3.7 Diffusion sequential cell layer

For joining spatial and temporal designing, every matrix multiplication procedure will be substituted by the diffusion convolution procedure, explained in the former expression. The consequentialalteredsequential cell could be described as,

$r^{(t)}=\sigma\left(\theta_{r, G}\left[X^{(t)}, H^{(t-1)}\right]+b_r\right.$

$u^{(t)}=\sigma\left(\theta_{u, G}\left[X^{(t)}, H^{(t-1)}\right]+b_u\right.$

$C^{(t)}=\tanh \left(\theta_{C * G}\left[X^{(t)} ; r^{(t)} H^{(t-1)}\right]+b_c\right.$

$H^{(t)}=u^{(t)} \cdot H^{(t-1)}+\left(I-u^{(t)}\right) \cdot C^{(t)}$

in which, $X^{(t)}$ and $H^{(t)}$ indicate the input and output (or activation) at the time $t, r^{(t)}$ and $u^{(t)}$ indicate the reset gate and update gate, and $C^{(t)}$ indicates the candidate output that gives to the novel output centered upon the value of the updated gate $u^{(t)}$.

3.8 Prediction procedure

For reading intervals, this equalizes in predicting the subsequent [4, i, 12, 16,20, and 24 hours). There remain ceaseless amalgamations of input length T to prediction length (PL) N. The ensuing 4 input cases have been selected for this experiment.

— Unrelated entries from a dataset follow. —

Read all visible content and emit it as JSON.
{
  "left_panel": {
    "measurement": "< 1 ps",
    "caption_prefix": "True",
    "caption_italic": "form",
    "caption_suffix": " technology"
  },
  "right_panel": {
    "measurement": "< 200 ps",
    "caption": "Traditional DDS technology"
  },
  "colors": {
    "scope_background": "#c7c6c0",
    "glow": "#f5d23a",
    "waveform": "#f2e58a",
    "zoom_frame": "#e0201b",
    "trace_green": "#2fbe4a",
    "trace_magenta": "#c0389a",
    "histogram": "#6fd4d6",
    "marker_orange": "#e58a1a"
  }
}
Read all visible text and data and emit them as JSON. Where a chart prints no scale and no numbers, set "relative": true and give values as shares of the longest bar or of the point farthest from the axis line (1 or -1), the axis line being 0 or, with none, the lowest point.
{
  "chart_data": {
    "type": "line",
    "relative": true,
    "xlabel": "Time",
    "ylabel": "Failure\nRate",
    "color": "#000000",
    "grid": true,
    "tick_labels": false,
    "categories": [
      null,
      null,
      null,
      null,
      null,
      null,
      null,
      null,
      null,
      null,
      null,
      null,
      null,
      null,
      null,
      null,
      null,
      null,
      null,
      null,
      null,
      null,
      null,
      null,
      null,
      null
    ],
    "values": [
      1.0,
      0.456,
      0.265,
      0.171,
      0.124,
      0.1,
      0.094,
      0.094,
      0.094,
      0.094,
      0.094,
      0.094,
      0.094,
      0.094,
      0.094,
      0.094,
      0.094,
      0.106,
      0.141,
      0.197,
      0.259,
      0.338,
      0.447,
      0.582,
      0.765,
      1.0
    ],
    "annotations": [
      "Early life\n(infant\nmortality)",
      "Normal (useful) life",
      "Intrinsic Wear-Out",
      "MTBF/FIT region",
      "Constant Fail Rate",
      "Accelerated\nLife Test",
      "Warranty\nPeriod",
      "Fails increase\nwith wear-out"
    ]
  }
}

• Input Case 1: input T = 4, predict every N of NE

• Input Case 1: input T = 12, predict every N of NE

• Input Case 1: input T = 24, predict every N of NE

•  Input Case 2: input T = 48, predict every N of NE

• Input Case 3: input T = 120, predict every N of NE

•  Input Case 4: input T = 288, predict every N of NE

The 6 input cases having 4 PLs create a sum of sixteen cases. Entire paradigms have been trained for ten epochs as this has been adequate for attaining a convergence’s acceptance level.